Wróciłam zrezygnowana do pokoju i usiadłam na łóżku opierając się o wezgłowie. Poszperałam w internecie i sprawdziłam facebooka. Włączyłam ponownie piosenkę Leny na którą mam dzisiaj fazę. Po pięciu jej odtworzeniach postanowiłam włączyć telewizor. Skakałam po wszystkich programach po kolei ale nie znalazłam nic godnego uwagi. Nagle usłyszałam dźwięk mojego telefonu sięgnęłam po torebkę, która leżała na drugiej nocnej szafce i zobaczyłam napis na wyświetlaczu „Mama” od razu nacisnęłam zieloną słuchawkę.
  • Gdzieś ty się podziewała? Dzwonie i dzwonie a ty nie odbierasz.
  • Przepraszam , ale spałam.
  • Spałaś do 13.00?
  • Nie, ale wzięłam prysznic... nieważne, dlaczego dzwonisz?
  • Po prostu chciałam sprawdzić jak się czujesz i czy wszystko w porządku.
  • Tak wszystko jest dobrze, a u Ciebie?
  • Też, właśnie mam przerwę, właściwie to zaraz mi się kończy więc ja uciekam kochanie potem jeszcze zadzwonię pa, kocham Cię.
  • Ja Ciebie też, pa.
Zeszłam razem z laptopem na dół i postanowiłam jeszcze coś przekąsić. Położyłam go na stoliku koło narożnika i udałam się w stronę kuchni.

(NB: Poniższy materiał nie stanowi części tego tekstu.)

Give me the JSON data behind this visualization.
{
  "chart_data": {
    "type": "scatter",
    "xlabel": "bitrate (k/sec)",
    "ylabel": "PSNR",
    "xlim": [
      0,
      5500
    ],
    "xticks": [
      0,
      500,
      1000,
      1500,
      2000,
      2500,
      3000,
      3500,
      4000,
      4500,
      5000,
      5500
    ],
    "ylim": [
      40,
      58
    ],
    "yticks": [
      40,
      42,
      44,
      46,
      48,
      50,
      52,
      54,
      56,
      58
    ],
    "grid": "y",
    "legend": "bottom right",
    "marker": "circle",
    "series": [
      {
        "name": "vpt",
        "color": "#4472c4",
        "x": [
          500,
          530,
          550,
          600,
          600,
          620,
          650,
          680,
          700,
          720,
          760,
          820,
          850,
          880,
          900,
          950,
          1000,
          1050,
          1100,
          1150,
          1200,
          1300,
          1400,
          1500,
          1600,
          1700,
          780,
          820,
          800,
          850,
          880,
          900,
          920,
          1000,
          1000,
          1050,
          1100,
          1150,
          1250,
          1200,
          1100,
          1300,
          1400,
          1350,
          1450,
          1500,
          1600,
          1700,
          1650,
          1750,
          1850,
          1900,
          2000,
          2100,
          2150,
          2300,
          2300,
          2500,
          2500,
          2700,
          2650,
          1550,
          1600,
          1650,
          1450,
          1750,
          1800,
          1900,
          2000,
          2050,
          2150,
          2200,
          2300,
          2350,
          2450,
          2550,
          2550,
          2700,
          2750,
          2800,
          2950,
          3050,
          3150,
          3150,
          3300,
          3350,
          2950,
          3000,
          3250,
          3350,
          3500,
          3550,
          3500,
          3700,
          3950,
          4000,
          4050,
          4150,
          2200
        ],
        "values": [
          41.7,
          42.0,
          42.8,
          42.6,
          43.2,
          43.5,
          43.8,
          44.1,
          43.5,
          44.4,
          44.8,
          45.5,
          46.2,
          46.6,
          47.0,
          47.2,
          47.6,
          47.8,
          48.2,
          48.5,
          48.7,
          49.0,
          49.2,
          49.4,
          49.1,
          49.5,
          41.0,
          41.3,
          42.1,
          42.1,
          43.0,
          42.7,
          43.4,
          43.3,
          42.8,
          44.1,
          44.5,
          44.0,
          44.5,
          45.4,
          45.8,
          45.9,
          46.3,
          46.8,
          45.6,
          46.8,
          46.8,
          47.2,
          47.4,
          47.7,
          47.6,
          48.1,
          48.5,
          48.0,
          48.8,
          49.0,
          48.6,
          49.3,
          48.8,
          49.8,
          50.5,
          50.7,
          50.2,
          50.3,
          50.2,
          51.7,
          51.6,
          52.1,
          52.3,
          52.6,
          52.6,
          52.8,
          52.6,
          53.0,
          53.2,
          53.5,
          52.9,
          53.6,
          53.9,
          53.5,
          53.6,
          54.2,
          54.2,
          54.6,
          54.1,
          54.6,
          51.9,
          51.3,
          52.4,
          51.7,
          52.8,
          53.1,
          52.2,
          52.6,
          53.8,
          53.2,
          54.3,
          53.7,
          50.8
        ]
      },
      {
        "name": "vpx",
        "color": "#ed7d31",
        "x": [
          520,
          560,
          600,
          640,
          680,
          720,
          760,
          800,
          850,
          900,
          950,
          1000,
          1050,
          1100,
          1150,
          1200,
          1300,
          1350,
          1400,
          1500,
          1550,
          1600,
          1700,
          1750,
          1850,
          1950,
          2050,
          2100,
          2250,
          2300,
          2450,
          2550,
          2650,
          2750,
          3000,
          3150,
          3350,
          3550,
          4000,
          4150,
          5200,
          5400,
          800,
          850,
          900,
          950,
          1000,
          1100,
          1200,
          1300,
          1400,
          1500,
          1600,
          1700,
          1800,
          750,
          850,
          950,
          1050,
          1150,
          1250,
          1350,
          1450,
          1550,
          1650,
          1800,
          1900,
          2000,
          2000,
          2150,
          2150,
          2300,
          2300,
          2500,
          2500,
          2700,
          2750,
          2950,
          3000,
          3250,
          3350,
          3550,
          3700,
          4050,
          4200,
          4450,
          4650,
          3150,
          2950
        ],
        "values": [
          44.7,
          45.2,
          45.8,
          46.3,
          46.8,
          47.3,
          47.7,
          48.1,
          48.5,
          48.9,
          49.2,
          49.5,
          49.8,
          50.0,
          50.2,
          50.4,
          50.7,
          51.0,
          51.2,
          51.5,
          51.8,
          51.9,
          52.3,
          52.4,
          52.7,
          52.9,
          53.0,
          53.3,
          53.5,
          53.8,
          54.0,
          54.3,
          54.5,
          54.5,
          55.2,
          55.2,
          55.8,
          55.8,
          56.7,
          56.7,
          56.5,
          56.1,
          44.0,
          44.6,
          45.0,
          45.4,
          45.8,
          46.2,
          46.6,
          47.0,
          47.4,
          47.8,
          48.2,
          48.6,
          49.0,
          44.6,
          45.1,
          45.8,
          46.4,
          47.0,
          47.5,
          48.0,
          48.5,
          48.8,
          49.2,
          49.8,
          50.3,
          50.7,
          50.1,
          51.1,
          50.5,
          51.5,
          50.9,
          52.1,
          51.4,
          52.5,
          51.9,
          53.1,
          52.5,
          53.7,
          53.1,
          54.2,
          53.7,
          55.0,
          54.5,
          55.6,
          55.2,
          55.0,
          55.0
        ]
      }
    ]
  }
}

Nic nie znalazłam na co bym miała ochotę, więc wróciłam do salonu. Usiadłam i zaczęłam szukać jakiejś piosenki na youtubie, w końcu wybrałam Adam Lambert- Whataya Want From Me <klik>. Uwielbiam tą piosenkę, więc od razu porwała mnie do tańca. Oczywiście podśpiewywałam pod nosem tekst piosenki tańcząc i trzymając w rękach laptopa, kiedy piosenka się skończyła zauważyłam, że ktoś stoi oparty o ścianę i przygląda mi się z uśmiechem na twarzy....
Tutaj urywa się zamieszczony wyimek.